A Massachusetts judge heard arguments Thursday as lawyers for a teenager charged with raping and killing his high school math teacher want to have his police confession dismissed as evidence.

Philip Chism’s lawyers say police coerced him into waiving his rights and making detailed statements about the murder.

Chism, 15, has been charged as an adult with murder and aggravated rape in the October 2013 slaying of Colleen Ritzer, a popular 24-year-old teacher at Danvers High School. He has pleaded not guilty.

Chism’s public defender, Denise Regan, is expected to argue in Essex County Superior Court on Friday that police never properly read Chism his Miranda rights and had continued to question Chism even after he had invoked his right to remain silent and his mother had asked for a lawyer.

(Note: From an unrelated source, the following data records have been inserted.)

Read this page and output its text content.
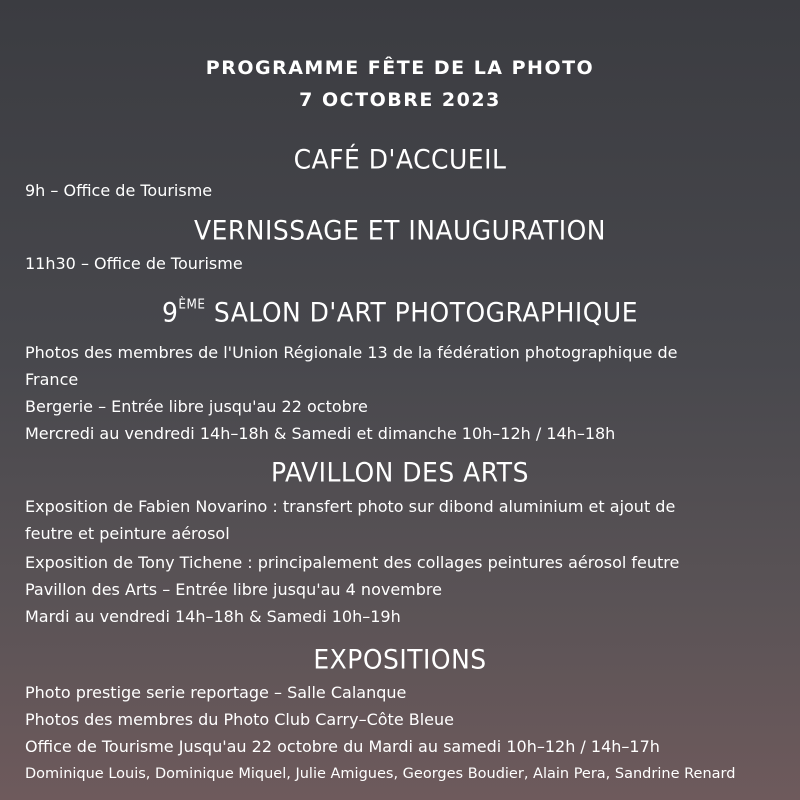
PROGRAMME FÊTE DE LA PHOTO
7 OCTOBRE 2023
CAFÉ D'ACCUEIL
9h – Office de Tourisme
VERNISSAGE ET INAUGURATION
11h30 – Office de Tourisme
9ÈME SALON D'ART PHOTOGRAPHIQUE
Photos des membres de l'Union Régionale 13 de la fédération photographique de
France
Bergerie – Entrée libre jusqu'au 22 octobre
Mercredi au vendredi 14h–18h & Samedi et dimanche 10h–12h / 14h–18h
PAVILLON DES ARTS
Exposition de Fabien Novarino : transfert photo sur dibond aluminium et ajout de
feutre et peinture aérosol
Exposition de Tony Tichene : principalement des collages peintures aérosol feutre
Pavillon des Arts – Entrée libre jusqu'au 4 novembre
Mardi au vendredi 14h–18h & Samedi 10h–19h
EXPOSITIONS
Photo prestige serie reportage – Salle Calanque
Photos des membres du Photo Club Carry–Côte Bleue
Office de Tourisme Jusqu'au 22 octobre du Mardi au samedi 10h–12h / 14h–17h
Dominique Louis, Dominique Miquel, Julie Amigues, Georges Boudier, Alain Pera, Sandrine Renard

Regan’s legal brief contends police pressured Chism’s mother into helping them get a confession out of her son while he was handcuffed in a police interrogation room, according to The Salem News.

Prosecutors allege in previous court filings that on Oct. 22, 2013, Chism followed Ritzer into the girl’s bathroom after school, raped her and "repeatedly asphyxiated her before or while assaulting her with a box cutter."

They said Chism put Ritzer’s mutilated body in a recycling bin and dumped it in the woods.  He also took Ritzer’s cellphone, which he destroyed, and her wallet, which he used a credit card from to buy fast food and attend a movie at the mall later that day, according to prosecutors.

Chism has pleaded not guilty to those charges as well as to attempted murder and other charges stemming from an assault on a Department of Youth Services worker while in custody for Ritzer’s murder.